Writing in the New York Times, Ben Casselman reminds us, “It isn’t just individual recipients who will suffer if the benefits are cut. The federal payments are injecting billions of dollars into the economy each week, money that flows to landlords, grocery stores, retailers, and countless other businesses. Ernie Tedeschi, a former Treasury Department official and an economist at Evercore ISI Research, has estimated that if the payments ceased, the US gross domestic product would be two percent smaller at the end of 2020 and there would be 1.7 million fewer jobs nationwide.”
And that’s just the start of the chain. As Joseph Vavra, a University of Chicago economist, reminds Casselman, cut unemployment benefits and “there’s a good chance that what is now an unemployment problem becomes a foreclosure crisis and eviction crisis”—and a housing collapse, of course, could result in contagion effects that harm—or even crash—the entire financial system.

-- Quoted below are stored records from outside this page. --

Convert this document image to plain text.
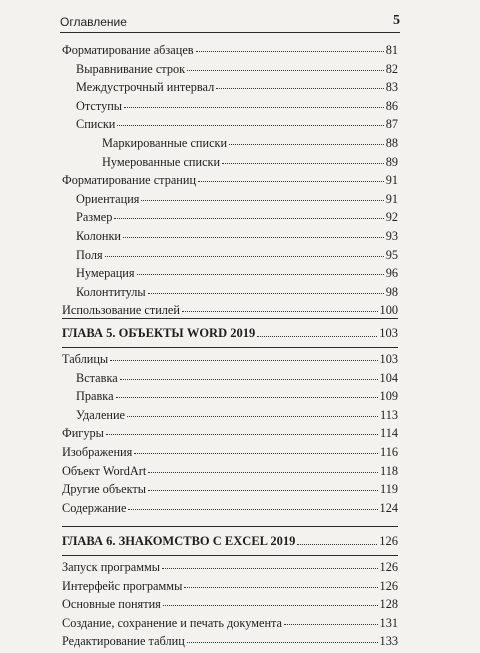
Оглавление	5
Форматирование абзацев	81
Выравнивание строк	82
Междустрочный интервал	83
Отступы	86
Списки	87
Маркированные списки	88
Нумерованные списки	89
Форматирование страниц	91
Ориентация	91
Размер	92
Колонки	93
Поля	95
Нумерация	96
Колонтитулы	98
Использование стилей	100
ГЛАВА 5. ОБЪЕКТЫ WORD 2019	103
Таблицы	103
Вставка	104
Правка	109
Удаление	113
Фигуры	114
Изображения	116
Объект WordArt	118
Другие объекты	119
Содержание	124
ГЛАВА 6. ЗНАКОМСТВО С EXCEL 2019	126
Запуск программы	126
Интерфейс программы	126
Основные понятия	128
Создание, сохранение и печать документа	131
Редактирование таблиц	133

But ultimately the question comes down to more fundamental values. Do we believe that being a member of the community that is the United States means something?
As has been noted in NPQ, too often the answer to that question has been “no.” Just since March, we have seen worker protections take second fiddle to the production of meat. We have seen workers threatened with losing unemployment insurance if they fail to go back to work, even if they fear conditions are unsafe. Now, if you whittle away unemployment insurance, then maybe you don’t have to force people off of unemployment, as economic necessity might force the issue—which is surely part of the motivation for the proposed rollback.
Of course, even as low-income Americans—many of whom are Black, indigenous, or people of color—are being asked to take market risk and risk their lives to do so, the very same bill seeks to protect wealthy white owners from the consequences of risk themselves through provisions that shield corporations from liability stemming from the health-and-safety aspects of their actions during the pandemic.
The situation seems dismal, and one doesn’t need to pretend that it is not. However, there is an alternative, and it is one that can be seen in the visions that are emerging in the popular uprising that has erupted throughout the country since the Memorial Day police murder of George Floyd in Minneapolis.
It is no secret that the level of political discourse in Washington leaves a lot to be desired. While the HEALS bill is hopelessly flawed, the HEROES bill in May that the House of Representatives passed was far from ideal. But as Arundhati Roy remarks, “Historically, pandemics have forced humans to break with the past and imagine their world anew. This one is no different. It is a portal, a gateway between one world and the next.”
So, it is time to step through that portal and begin building on the other side, a project that many, notably Black Lives Matter, are in the process of undertaking.
It is obvious that the US needs a new direction—one that revalues labor, dismantles white supremacy, and centers a sense of belonging and solidarity among all of the nation’s peoples—a society where being an American actually means something real about the value of work, community, and equity.
We all know that whatever bill emerges from Congress will be inadequate toward this broader vision. But it’s possible to set some markers. Ensuring that unemployment insurance is adequate to keep families whole—and that the value of labor, and of all workers, is respected—would be a good place to begin.